When it comes to the health aspect of fast food, Selvendran says that "you'd never catch me saying that Morley's is for every day."
He continues: "You need to eat responsibly, treat yourself sometimes, look after your health. But people always tell me, 'We don't eat it now, but thanks for feeding me back then.' All of us chicken shop owners understand the influence of youngsters, but it's not about taking advantage of them, it's not that at all. At the end of the day, the margins are small nowadays but we try our best to keep things cheap. Here's something I will say: my dad died in 2002, and until 2009, the management was not very good. During that time it was the customers that kept Morley's alive. The stories about people's childhood? 'I only had a pound and the Bossman gave me enough food' I get so many emails. [It's why] I refuse to put anyone's face to Morley's and I won't put my face out there either, because the face should be the people. Talking about it, singing about it, rapping about it, and now you're writing about it. When I drive around South London and I see a Morley's, I get pride because I think that's my Dad. My Dad started this and the people kept it going."

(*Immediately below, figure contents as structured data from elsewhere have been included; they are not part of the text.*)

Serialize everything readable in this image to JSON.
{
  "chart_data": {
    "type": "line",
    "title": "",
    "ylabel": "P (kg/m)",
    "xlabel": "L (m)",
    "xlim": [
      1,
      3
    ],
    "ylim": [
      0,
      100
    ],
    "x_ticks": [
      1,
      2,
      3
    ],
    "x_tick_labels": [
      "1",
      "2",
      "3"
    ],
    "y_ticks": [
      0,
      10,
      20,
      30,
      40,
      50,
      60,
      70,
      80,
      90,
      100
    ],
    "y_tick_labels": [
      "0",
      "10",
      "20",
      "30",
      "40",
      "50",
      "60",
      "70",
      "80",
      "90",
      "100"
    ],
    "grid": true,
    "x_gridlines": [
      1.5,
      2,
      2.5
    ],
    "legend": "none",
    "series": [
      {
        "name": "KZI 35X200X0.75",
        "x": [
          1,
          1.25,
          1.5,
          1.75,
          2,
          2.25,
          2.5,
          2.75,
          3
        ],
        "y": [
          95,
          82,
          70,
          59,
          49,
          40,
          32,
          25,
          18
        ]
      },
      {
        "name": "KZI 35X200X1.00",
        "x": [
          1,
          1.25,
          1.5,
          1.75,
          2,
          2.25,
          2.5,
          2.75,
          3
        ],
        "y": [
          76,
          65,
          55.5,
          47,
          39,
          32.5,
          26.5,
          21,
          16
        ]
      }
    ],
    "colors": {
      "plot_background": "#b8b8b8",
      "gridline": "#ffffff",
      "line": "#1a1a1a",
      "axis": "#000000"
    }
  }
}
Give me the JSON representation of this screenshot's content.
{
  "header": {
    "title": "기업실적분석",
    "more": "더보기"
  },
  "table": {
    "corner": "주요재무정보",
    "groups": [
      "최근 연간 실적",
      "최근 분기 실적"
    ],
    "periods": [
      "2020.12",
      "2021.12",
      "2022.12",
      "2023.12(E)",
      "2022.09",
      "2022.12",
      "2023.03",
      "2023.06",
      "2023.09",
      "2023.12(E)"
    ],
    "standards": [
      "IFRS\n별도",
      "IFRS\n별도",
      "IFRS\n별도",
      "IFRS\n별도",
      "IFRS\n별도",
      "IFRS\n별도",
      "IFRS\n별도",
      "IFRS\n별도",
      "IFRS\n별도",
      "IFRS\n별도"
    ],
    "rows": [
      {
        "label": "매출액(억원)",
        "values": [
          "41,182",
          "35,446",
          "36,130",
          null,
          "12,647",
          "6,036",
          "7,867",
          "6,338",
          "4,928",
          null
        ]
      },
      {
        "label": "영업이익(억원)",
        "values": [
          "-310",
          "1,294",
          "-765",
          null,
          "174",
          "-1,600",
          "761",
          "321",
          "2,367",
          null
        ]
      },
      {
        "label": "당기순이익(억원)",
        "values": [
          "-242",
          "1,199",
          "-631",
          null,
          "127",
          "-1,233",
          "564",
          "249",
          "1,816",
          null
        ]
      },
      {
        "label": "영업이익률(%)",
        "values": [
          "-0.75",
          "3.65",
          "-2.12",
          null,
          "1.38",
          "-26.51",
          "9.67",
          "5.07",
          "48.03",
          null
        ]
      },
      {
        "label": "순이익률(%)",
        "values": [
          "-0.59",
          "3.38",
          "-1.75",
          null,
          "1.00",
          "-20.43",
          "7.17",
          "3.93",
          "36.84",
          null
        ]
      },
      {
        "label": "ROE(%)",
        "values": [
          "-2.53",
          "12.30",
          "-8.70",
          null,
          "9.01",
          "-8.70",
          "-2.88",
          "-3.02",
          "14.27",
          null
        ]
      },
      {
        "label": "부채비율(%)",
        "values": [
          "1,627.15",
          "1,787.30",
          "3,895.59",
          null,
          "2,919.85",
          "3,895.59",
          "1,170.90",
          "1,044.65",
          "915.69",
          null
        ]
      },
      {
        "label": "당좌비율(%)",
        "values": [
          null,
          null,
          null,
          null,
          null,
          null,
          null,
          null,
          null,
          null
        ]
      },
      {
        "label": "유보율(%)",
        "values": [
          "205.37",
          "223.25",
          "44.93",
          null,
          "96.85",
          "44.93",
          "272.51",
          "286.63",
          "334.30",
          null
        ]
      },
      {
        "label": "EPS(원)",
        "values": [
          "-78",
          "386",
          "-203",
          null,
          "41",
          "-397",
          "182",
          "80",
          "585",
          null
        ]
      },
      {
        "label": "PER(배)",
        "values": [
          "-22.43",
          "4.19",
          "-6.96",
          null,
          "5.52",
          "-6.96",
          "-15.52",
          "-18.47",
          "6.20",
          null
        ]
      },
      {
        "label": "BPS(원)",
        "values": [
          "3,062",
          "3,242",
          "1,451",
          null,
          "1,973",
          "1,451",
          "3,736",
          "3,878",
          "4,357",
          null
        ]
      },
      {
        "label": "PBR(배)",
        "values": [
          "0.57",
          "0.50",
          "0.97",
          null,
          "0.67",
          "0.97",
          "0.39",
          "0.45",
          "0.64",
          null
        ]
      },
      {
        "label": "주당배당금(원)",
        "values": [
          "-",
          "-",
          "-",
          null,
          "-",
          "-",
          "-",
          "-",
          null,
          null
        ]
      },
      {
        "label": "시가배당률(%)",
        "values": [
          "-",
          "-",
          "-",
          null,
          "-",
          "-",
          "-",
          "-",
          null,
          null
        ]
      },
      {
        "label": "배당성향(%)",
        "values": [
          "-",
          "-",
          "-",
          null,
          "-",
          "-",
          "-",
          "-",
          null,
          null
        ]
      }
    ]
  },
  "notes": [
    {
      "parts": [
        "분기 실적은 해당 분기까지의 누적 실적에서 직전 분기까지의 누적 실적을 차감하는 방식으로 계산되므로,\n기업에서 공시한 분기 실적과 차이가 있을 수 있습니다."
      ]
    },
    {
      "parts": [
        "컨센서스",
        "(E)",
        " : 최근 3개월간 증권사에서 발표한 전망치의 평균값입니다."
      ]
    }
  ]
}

As the gentrification of areas like Dalston, Tottenham, and Brixton drives so many working class kids from the streets, chicken shops hold even more significance as one of the few places that haven't yet been fully colonised by the white art students and middle classes. However over the past year, many a Bossman has used the rising profile of chicken shops to
hike up prices
. While the low price of chicken shop food has been fundamental in keeping inner city working classes coming back, the new chicken shop clientele can and will pay more.
Chicken shops have long been a symbol of defiance on high streets that are becoming more unrecognisable to the people who live near them. All I can hope is that they don't become another place the black and brown kids who built them up feel unwelcome in.